To @ivanpribec , cc: @RonShepard
Since you gave a like to the post, can we presume you understand the issue and the point being raised by @RonShepard in this thread? If that is true, can you please illustrate it as per your understanding, preferably using code that you have run on different platforms including those with different order of byte sequences?
So you have the C interop approach shown upthread: and the program output shown there where the hexadecimal output is the same.
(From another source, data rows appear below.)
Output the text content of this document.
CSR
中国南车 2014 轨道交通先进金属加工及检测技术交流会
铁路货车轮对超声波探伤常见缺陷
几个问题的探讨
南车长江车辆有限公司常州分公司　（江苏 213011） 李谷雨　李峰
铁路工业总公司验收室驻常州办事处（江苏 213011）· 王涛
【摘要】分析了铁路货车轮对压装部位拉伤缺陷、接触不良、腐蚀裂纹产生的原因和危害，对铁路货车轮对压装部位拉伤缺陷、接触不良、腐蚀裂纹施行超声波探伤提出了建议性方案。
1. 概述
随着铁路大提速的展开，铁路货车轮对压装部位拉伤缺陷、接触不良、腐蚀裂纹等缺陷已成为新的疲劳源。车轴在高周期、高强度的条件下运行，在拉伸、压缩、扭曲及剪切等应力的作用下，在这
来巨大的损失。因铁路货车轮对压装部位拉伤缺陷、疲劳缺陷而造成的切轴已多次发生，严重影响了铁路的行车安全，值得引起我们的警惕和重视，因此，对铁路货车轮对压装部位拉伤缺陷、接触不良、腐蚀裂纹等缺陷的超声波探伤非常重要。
Now consider the TRANSFER intrinsic:
use, intrinsic :: iso_fortran_env, only : int32, int64
integer(int32) :: i32(2)
integer(int64) :: i64
i32(2) = int(z'01020304', int32)
i32(1) = int(z'05060708', int32)
i64 = transfer( source=i32, mold=i64 )
write(*,'(*(b32.32))') i32(2), i32(1)
write(*,'(b64.64)') i64
end
C:\temp>gfortran p.f90 -o p.exe
C:\temp>p.exe
0000000100000010000000110000010000000101000001100000011100001000
0000000100000010000000110000010000000101000001100000011100001000
So now put yourself in the shoes of someone on the standards committee who is looking at suggestions for changes in the language and they come across this on MVBITS: what exactly is the problem your think that committee member should ask the committee to address as needing to be solved in the language?
What is “the missed opportunity” here?
Sure, going from a processor with the above byte-ordering sequence to another processor with another sequence, the pattern of bits will be different. But how is that of any consequence?
In a given program with a processor, a round-trip TRANSFER operation or the pack/unpack steps will show no bit-hysteresis. So what exactly is the problem here?